Self-esteem is, research tells us, an effect of an individual's positive and healthy self concept.  Research over the past half century continues to point to a direct and reciprocal relationship between performance and self concept.  This means that, like the chicken and the egg, it's probably not possible to determine which comes first, performance or self concept.  In fact, it's not necessary.  It is only in valuing performance and self concept that self esteem becomes an issue.  Individuals form a self concept by their actions, they begin to see themselves as "...the kind of person who..." does certain things.  Bit by bit, they develop a clearer picture, though probably mostly subconsciously, of what kind of person they are, what they like, and what they don't like.  Experience teaches them, and thus self concept encourages or discourages them from acting in any area.  It's easy to see how the building of self concept can either enlarge or diminish a person's desire to take on challenges.  If you're not the kind of person who jumps of bridges with large rubber bands attached to your legs, then you probably won't attempt a bungee jump.  If you're the kind of person who takes on physical and emotional challenges, then you can't wait to jump.

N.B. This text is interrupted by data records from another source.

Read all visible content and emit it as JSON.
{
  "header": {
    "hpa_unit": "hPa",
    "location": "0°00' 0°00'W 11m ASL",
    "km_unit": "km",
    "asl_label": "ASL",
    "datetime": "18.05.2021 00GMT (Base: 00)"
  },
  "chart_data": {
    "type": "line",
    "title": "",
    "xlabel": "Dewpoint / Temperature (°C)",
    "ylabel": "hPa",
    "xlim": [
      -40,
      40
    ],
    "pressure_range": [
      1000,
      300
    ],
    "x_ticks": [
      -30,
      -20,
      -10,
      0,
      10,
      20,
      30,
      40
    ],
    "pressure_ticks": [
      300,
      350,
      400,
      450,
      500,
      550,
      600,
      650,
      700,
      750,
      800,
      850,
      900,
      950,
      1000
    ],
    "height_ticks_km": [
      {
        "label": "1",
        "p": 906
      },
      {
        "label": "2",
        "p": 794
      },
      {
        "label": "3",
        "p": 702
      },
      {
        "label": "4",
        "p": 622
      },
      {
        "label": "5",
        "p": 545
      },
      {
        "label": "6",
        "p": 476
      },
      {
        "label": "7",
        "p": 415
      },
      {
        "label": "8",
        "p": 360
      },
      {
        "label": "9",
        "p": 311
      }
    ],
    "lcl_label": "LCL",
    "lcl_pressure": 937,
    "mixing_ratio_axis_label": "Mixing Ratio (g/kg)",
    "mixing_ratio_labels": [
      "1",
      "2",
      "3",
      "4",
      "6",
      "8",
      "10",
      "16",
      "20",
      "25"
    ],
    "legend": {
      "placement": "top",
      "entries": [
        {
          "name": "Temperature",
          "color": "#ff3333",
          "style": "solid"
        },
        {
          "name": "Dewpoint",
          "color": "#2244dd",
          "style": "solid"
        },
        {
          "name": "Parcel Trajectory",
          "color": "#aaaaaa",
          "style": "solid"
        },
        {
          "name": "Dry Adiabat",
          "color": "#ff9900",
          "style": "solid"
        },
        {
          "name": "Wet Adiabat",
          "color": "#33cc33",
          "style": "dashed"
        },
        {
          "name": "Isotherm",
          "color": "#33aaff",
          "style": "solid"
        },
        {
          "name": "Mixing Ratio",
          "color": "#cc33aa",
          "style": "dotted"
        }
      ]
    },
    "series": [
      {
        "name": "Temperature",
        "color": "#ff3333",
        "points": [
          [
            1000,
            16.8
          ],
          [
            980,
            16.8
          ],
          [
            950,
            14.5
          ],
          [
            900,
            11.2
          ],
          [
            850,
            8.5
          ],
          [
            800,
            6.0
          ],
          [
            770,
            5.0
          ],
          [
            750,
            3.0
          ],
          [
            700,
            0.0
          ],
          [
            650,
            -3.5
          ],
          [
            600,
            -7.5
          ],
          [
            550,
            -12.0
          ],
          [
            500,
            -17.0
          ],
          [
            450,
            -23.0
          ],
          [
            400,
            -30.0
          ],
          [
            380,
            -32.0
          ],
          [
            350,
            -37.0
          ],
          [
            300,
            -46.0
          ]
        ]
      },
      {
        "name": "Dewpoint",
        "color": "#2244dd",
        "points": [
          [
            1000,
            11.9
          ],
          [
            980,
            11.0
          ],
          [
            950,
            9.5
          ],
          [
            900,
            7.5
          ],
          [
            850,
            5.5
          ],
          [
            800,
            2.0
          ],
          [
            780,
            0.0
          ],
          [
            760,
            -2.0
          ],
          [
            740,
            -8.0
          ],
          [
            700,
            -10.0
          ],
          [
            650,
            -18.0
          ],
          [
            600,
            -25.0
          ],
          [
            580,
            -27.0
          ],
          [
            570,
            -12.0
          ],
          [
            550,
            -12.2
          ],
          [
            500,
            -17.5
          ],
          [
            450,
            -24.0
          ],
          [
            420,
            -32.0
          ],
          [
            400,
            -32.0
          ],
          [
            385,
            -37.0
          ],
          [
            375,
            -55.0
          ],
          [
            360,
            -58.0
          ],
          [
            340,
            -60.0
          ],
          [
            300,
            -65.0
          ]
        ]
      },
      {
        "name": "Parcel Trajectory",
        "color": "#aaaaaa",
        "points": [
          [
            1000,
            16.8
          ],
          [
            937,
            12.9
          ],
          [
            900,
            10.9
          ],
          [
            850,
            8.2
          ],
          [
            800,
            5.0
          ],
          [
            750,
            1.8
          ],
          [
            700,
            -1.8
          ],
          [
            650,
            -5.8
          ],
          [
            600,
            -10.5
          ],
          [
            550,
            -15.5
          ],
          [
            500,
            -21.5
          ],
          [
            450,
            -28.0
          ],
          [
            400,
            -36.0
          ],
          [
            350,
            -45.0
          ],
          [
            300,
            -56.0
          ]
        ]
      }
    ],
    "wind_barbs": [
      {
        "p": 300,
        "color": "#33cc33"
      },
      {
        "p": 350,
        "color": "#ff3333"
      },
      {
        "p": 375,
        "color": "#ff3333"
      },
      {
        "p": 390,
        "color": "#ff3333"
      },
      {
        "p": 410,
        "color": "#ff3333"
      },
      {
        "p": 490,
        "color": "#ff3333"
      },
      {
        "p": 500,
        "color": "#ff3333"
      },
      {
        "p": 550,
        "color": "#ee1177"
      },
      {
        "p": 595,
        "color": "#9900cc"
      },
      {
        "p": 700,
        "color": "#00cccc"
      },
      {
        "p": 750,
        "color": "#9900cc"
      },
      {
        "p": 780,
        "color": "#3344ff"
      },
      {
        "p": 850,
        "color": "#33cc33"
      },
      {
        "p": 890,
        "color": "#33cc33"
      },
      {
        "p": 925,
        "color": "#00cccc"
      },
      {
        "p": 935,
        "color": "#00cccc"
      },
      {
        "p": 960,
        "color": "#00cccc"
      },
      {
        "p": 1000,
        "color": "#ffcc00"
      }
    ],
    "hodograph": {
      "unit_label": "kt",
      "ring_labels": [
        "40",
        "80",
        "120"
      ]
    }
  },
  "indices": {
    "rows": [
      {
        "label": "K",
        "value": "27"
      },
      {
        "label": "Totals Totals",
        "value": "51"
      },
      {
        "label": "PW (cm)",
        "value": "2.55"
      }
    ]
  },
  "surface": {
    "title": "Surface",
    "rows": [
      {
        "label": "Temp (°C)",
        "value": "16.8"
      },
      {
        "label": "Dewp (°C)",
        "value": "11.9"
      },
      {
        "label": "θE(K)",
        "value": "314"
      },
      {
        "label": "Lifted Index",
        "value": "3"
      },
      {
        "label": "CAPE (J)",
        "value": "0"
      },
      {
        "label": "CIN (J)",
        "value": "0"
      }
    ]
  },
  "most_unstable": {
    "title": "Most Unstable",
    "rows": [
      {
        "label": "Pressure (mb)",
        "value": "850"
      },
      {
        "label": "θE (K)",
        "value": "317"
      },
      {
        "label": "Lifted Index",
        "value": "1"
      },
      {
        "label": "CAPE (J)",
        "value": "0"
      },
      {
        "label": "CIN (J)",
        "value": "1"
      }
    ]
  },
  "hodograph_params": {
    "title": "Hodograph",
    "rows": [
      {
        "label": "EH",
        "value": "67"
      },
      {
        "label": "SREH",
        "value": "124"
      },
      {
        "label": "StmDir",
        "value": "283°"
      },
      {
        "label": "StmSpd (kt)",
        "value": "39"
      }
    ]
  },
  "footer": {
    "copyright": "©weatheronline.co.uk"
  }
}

So can we turn a demure, cautious child into a bungee jumper with lavish amounts of praise?  The theory here is that if you tell a person often enough that they are good or successful, they will believe it and change their self image.  Research and the observations of thinkers for several thousand years disagree.  It is what we tell ourselves about our actions that determines what we think about ourselves.  Countless research studies have shown that students with strong positive feelings about their capacity to learn, do learn.  Their successes reinforce their beliefs and therefore strengthen their ability to move forward with confidence.  Equally, students whose self beliefs are those of inability to succeed or even cope with a learning environment meet with continual failure and reinforcement of their beliefs.  No amount of praise changes that.  Psychologists call that "cognitive dissonance:"  if a person believes a thing to be true, he will reject the contrary opinion of others and seek out evidence to affirm his understanding of reality.

So, what of praise?  Why is it so deep in our educational and parenting culture?  I think that praise has two functions.  Where an individual feels that an action is successful, praise supports that personal judgement and intensifies the feeling of success, possibly leading to future successes of a similar nature.  Praise is also an expression of empathy.  Therefore, if a person knows that the actor is pleased with the action, praise communicates that the individual's self assessment is correct.  In the process, the praise builds a stronger bond of affection between the parties.  If praise comes in this manner, empathetically, over a long period of time, the praiser develops a bit of trust, influence, or authority with the child.  The child knows that the praiser is in tune with the values of the child.  The child feels supported in his or her efforts to grow and succeed.

So is praise an appropriate tool of parents and educators?  Yes, but only when the praise supports a child's efforts to grow and achieve.  Feel-good praise, artificial positivity, is at best ineffective, and at worst manipulative.  It runs the risk of pushing a young person to crystal negative beliefs about the self.